D.ieu informe cependant Moché que ce lien entre l’âme et le corps n’est jamais totalement coupé. Pendant que l’âme habitait le corps, il étudiait la Torah et accomplissait les Mitsvot. La conséquence en est que la qualité Divine de la Torah s‘imprègne dans le corps, de façon permanente. Même après le départ de l’âme, ce lien Divin perdure. C’est pourquoi, il n’y a aucune notion de fin, associée à l’impureté transmise par un corps, et l’on peut retrouver la pureté, même après un contact avec la mort.

Toutefois, cette possibilité est un «décret», quelque chose que notre esprit ne peut réellement comprendre. Car l’intellect humain ne peut appréhender une relation entre quelque chose qui est matériel et quelque chose qui est spirituel que lorsque les deux sont en contact. Mais de la perspective de D.ieu, le matériel et le spirituel ne sont jamais véritablement séparés et même quand, selon toutes apparences, il n’existe plus de lien, l’empreinte du spirituel reste marquée, à tout jamais.
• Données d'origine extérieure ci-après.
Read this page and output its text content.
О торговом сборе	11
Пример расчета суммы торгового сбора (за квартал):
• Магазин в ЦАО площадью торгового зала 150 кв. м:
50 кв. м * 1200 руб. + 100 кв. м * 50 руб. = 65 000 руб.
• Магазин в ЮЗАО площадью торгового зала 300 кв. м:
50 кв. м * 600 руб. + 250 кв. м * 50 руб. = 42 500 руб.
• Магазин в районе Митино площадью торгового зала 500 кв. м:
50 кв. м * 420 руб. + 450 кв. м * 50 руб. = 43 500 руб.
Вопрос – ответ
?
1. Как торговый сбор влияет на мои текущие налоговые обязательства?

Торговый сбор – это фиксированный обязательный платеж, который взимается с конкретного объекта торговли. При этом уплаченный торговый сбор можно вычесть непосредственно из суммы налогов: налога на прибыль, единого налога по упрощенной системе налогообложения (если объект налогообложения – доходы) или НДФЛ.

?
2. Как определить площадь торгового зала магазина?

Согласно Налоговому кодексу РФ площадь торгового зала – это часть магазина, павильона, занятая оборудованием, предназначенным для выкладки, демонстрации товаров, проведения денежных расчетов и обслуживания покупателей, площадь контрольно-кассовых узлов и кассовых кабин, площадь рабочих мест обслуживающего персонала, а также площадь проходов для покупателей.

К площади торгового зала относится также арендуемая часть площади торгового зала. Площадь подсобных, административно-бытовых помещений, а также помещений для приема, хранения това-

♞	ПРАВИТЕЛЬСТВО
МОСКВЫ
Plus encore, cette empreinte spirituelle nous permet de gagner la prise de conscience de la vérité ultime : même notre existence matérielle est une expression de la Divinité. De ce point de vue, l’impureté n’est que temporaire.

Perspectives

Aujourd’hui, les concepts que l’on vient d’aborder représentent un «décret». Ils dépassent notre compréhension normale et quotidienne. Car l’état d’esprit qui domine est celui d’une conscience matérielle. Nous avons une relation avec le spirituel, le considérant comme quelque chose d’abstrait et qui dépasse notre réalité quotidienne. Dans le meilleur des cas, quand nous entretenons une relation active entre le spirituel et le matériel, il est possible que nous apprécions l’influence du spirituel. Mais le matériel reste toujours dominant et parfois va même jusqu’à éclipser complètement le spirituel.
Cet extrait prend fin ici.